Newsflash: New York City Curb Space Was Privatized Long Before Car-Share Companies Came Along
DOT is launching a pilot program to reserve on-street parking spaces for car-share services, which got an advance write-up in the Times today. By reserving 285 spots for car-share companies (230 on-street, according to the Times, plus 55 off-street spaces), the thinking goes, the city can make better use of curb space.
City Hall is pitching the program as a way to ease people out of owning personal cars. “There are just too many cars here,” Mayor de Blasio said at a press event this morning. “There’s a lot of people who have their car in a parking space all week long and really only need it on the weekend.”
The program raises interesting questions about the impact of car-sharing in a majority car-free city like New York. Will easier access to car-share open up curb space as people abandon car ownership, or will any vacuum soon get filled by other car owners? Which will have a bigger effect on traffic: people who drive less because they give up their personal cars, or car-free people who drive more because they can use the car-share fleet?
All of that gets glossed over or buried in reporter Sarah Maslin Nir’s piece in the Times, which frames the program as another burden on people who just want to store their cars on New York City streets for free.
The story hits all the motorist entitlement buttons. Street parking is a “blood sport,” and by “cutting precious parking spots,” DOT is “taking away” space from car owners already besieged by “aggressive” parking enforcers, “unforgiving” tow truck drivers, and a city that — out of sheer spite, it seems — forces them to temporarily move their vehicles a few hours a week for street sweeping.
Cue the quote from AAA:
Beside the elimination of parking spaces, the program has also rankled some drivers over the decision to turn over public land to private companies — even if it is just a patch of asphalt.
“You’re basically taking those spaces off the plate there for the public,” said John Corlett, the legislative committee chairman for AAA, the automobile association. “It’s a valuable commodity they are handing over to a private, profit-making company.” In fact, the city already has done something similar through its bike-sharing program, which is operated by a private firm.
So the natural order of things is to only give street parking away to those who can afford to own and maintain their own automobiles. Got it.

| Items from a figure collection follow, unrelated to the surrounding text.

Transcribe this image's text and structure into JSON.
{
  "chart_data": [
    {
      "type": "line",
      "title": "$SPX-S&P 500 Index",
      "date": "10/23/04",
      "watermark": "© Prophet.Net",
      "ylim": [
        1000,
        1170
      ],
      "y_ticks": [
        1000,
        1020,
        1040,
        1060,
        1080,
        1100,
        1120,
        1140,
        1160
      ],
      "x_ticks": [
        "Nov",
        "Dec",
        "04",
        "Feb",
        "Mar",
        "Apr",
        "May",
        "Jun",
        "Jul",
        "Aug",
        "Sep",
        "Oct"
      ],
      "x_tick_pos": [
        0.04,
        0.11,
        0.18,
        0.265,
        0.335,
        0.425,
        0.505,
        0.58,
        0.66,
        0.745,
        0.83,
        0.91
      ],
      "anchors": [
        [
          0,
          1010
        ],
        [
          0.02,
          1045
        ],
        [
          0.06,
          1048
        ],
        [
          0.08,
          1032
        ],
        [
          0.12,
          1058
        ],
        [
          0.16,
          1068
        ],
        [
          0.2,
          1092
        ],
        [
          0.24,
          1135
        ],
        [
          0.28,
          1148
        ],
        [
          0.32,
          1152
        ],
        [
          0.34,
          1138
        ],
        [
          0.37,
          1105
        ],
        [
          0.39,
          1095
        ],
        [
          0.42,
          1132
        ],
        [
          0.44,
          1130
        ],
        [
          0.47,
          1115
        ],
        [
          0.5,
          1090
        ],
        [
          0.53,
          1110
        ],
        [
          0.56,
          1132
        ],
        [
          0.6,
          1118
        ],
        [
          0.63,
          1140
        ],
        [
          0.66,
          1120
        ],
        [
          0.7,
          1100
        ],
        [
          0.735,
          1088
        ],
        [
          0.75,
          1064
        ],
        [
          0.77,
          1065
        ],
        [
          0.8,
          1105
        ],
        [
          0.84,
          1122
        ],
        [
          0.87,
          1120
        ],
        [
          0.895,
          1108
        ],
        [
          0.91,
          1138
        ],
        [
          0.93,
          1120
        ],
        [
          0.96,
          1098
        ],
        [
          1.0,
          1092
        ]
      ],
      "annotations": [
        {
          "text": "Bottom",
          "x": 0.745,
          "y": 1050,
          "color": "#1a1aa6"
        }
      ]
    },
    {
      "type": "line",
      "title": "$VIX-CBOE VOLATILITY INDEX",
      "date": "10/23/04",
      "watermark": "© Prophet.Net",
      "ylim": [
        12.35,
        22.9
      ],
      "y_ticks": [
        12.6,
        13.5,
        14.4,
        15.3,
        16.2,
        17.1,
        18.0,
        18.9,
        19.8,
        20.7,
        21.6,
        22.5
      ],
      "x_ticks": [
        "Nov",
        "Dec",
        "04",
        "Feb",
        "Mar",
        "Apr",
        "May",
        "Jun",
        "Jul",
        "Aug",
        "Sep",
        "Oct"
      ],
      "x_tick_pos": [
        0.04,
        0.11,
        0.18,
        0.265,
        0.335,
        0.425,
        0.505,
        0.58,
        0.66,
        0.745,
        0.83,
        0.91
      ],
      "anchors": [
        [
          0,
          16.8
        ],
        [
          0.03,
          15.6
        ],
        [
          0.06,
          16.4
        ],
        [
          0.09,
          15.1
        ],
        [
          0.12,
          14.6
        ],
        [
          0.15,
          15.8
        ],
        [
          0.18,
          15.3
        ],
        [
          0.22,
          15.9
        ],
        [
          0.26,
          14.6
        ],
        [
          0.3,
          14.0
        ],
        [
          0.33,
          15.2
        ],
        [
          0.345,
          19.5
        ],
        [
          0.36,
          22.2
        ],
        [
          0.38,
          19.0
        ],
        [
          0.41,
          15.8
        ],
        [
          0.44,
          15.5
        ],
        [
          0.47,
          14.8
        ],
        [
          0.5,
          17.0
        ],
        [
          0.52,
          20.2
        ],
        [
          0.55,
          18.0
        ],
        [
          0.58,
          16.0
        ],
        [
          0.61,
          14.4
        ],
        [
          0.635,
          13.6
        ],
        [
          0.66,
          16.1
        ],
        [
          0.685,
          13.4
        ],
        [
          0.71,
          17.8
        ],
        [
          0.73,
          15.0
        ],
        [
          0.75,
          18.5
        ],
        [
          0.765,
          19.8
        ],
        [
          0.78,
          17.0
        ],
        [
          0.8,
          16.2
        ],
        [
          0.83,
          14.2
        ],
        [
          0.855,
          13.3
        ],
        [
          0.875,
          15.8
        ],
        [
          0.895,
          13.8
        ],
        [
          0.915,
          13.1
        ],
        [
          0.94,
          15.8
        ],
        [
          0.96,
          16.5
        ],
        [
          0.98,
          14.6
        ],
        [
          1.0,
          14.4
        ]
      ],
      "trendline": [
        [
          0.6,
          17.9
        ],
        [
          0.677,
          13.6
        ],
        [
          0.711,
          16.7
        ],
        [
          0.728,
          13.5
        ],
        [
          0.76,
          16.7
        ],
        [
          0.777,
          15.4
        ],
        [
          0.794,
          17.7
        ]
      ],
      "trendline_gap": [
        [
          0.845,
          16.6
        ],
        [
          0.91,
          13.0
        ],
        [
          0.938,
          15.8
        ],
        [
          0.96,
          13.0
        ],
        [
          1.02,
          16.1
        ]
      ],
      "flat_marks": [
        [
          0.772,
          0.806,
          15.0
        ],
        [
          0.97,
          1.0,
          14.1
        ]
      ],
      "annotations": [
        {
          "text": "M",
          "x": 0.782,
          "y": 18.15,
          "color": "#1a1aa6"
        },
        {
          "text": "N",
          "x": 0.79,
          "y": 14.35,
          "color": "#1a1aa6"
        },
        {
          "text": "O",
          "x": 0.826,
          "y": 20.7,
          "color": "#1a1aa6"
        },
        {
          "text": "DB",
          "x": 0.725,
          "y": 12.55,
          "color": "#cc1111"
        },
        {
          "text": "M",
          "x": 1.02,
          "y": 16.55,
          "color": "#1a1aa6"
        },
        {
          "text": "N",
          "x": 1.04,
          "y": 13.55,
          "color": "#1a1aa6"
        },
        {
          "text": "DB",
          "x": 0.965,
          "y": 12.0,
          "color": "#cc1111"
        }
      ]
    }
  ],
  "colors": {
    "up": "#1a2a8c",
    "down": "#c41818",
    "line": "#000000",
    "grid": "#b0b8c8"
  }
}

The fact is, New York City privatized this public space ages ago, when the city decided that the default function of the curb zone would be personal car storage. It was a decision that never benefitted the majority of New Yorkers who don’t own cars. (The Times erroneously stated that in New York, “just over half of adults own cars,” but the household car ownership rate is 45 percent, and the per capita car ownership rate among adults appears to be significantly lower.)
It’s fair to question whether the city is serving the public interest in this arrangement with car-share companies — hopefully the pilot program will produce data on car ownership and driving mileage that provides answers. But you can’t say that the city is privatizing turf that was open to the public at large before. Most New York City curb space has been off-limits to most New Yorkers for generations.